When is August bank holiday depends on whether you mean in England, Wales and Northern Ireland, or Scotland because there are in fact two bank holidays in the UK in August: the first in Scotland, the second in the rest of the country.
The Scottish Summer Bank Holiday, as it’s known, is always on the first day of August while the Late Summer Bank Holiday or August Bank Holiday, as the latter is known, is always on the last Monday of the month.
Take a look at the tables below to see upcoming dates for both, and read on to learn about how the holiday came to be. Don’t forget to also check out the whole calendar of bank holidays as well, and the most comprehensive guide to UK bank holidays you’ll find anywhere on the web.
August Bank Holidays 2021
|2 Aug||Mon||Summer Bank Holiday||Scotland|
|30 Aug||Mon||Late Summer August Bank Holiday||All UK (ex. Scotland)|
August Bank Holidays 2022
|1 Aug||Mon||Summer Bank Holiday||Scotland|
|29 Aug||Mon||Late Summer August Bank Holiday||All UK (ex. Scotland)|
August Bank Holidays 2023
|7 Aug||Mon||Summer Bank Holiday||Scotland|
|28 Aug||Mon||Late Summer August Bank Holiday||All UK (ex. Scotland)|
August Bank Holidays 2024
|5 Aug||Mon||Summer Bank Holiday||Scotland|
|26 Aug||Mon||Late Summer August Bank Holiday||All UK (ex. Scotland)|
Why do we have a Bank Holiday in August?
Bank holidays in the UK began with the wonderful work of Sir John Lubbock, a banker-turned-MP, which culminated in the passing of the Bank Holidays Act of 1871.
There are several references to the choice of date of the August bank holiday being due to Sir John and his chums wanting to watch the cricket but I seriously doubt this and think we should give him more credit. While cricket is a popular game in the British summer it would have been far more sensible to propose a day off during to make use of the better weather and generate a bit of the old feel good factor.
Initially the first day in August was granted as the bank holiday throughout the whole of the UK and this remained the case for almost 100 years, but in 1965 a trial was given to the last Monday of the month (except in Scotland).
The subsequent Banking and Financial Dealings Act 1971 later revised the list of statutory bank holidays and made law what became known as the Late August Bank Holiday. Scotland however still celebrates the day on the first Monday of August.

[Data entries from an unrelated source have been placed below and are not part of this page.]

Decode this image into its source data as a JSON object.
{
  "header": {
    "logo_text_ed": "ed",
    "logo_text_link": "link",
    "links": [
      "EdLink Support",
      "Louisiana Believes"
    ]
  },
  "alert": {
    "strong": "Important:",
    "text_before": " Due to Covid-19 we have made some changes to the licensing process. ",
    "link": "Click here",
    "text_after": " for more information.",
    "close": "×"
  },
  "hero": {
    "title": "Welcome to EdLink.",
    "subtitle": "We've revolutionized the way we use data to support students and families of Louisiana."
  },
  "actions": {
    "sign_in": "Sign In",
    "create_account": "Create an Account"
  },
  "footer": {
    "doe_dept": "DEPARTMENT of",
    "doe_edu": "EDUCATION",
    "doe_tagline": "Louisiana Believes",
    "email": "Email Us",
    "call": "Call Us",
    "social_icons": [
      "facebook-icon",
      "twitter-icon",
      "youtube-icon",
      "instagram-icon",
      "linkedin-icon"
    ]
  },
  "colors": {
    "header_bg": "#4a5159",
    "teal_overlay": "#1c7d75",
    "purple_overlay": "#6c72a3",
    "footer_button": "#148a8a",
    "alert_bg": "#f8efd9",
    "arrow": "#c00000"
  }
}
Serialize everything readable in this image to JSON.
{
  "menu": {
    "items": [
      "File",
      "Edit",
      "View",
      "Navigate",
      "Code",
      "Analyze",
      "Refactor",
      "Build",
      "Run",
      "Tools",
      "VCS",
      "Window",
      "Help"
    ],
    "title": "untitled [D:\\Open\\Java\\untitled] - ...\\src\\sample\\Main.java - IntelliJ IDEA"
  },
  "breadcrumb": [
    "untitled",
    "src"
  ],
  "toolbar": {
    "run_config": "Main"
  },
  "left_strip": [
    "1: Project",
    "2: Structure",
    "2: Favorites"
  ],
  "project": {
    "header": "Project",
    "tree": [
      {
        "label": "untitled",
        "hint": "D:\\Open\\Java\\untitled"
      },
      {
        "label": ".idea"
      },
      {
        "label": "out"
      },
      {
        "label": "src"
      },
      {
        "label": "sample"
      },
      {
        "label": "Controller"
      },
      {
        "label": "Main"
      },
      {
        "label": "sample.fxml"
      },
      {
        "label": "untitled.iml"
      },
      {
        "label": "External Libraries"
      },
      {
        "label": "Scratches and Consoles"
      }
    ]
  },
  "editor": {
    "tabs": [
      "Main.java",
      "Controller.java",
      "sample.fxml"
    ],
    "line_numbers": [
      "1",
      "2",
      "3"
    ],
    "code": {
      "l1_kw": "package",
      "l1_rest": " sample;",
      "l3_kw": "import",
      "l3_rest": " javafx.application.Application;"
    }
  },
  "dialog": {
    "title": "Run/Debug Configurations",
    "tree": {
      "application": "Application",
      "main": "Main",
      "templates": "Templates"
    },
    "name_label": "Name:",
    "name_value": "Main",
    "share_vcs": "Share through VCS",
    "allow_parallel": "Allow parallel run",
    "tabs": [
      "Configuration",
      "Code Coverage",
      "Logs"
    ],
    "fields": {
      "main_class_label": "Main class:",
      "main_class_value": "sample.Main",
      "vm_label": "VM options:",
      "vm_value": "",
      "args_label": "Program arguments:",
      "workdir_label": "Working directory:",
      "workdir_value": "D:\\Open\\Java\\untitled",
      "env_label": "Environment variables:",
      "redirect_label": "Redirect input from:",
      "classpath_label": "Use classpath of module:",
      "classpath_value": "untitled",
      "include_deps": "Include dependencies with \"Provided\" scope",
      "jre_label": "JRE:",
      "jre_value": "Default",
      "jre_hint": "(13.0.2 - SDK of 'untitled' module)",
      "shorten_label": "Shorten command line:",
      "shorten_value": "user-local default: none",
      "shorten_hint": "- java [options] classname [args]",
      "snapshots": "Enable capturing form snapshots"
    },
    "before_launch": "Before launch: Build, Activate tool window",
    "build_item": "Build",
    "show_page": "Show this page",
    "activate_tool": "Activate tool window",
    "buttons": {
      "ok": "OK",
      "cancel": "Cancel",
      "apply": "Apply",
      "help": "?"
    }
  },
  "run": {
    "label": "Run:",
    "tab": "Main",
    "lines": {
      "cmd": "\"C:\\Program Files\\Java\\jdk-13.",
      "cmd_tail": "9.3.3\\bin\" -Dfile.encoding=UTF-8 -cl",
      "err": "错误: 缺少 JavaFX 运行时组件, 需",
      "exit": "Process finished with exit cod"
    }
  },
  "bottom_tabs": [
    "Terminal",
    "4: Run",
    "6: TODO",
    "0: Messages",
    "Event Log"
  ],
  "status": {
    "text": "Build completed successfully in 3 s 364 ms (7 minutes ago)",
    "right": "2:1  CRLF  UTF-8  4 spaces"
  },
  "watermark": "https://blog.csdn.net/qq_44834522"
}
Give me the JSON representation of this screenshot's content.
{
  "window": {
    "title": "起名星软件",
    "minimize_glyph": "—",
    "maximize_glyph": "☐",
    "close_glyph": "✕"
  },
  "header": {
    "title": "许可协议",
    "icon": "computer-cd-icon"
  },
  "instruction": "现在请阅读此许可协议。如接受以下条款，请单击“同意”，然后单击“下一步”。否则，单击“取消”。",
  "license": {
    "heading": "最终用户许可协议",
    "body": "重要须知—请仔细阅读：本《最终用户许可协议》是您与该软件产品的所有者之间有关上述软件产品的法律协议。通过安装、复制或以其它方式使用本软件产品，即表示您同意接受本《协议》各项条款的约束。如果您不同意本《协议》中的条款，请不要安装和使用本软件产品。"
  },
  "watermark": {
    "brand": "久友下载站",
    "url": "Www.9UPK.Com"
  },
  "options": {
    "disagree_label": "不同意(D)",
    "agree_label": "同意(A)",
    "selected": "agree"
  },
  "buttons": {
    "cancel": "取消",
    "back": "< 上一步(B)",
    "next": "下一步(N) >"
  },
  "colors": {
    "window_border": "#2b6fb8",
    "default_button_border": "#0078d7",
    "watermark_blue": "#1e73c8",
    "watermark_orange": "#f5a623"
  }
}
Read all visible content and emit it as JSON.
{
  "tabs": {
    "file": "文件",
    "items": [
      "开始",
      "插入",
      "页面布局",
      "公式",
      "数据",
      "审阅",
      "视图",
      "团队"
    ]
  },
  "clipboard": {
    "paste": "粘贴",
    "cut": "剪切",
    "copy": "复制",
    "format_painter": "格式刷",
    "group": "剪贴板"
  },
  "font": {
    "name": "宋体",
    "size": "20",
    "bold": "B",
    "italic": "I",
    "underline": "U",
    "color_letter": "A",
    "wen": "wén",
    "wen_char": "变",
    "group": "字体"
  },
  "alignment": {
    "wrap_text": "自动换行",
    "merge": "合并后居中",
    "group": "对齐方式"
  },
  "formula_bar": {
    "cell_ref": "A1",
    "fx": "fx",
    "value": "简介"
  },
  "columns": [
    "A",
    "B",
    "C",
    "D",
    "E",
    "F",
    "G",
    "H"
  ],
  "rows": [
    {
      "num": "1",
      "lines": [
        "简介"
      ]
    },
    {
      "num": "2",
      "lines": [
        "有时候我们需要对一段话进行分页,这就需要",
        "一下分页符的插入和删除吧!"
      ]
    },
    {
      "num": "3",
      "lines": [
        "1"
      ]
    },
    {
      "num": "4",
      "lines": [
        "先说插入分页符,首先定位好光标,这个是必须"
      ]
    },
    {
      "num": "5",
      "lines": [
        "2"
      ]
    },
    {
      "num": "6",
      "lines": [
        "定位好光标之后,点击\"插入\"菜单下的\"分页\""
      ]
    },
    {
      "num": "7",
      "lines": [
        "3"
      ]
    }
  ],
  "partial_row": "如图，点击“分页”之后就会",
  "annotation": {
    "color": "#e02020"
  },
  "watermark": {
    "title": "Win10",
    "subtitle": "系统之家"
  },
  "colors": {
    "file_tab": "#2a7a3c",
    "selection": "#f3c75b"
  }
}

As a result of different traditions and customs the number of days holiday differs between the four countries of the UK. England and Wales have eight days holiday, Scotland nine, and Northern Ireland ten. This has caused some consternation in England and Wales especially as Scotland and Northern Ireland celebrate their own patron saint days. However this pales in comparison to the European average of a mighty 11 days’ public holiday.
Proposals have been made for a British National Day on such a day as Magna Carta Day, Remembrance Day or St. George’s Day but as of yet this has not happened.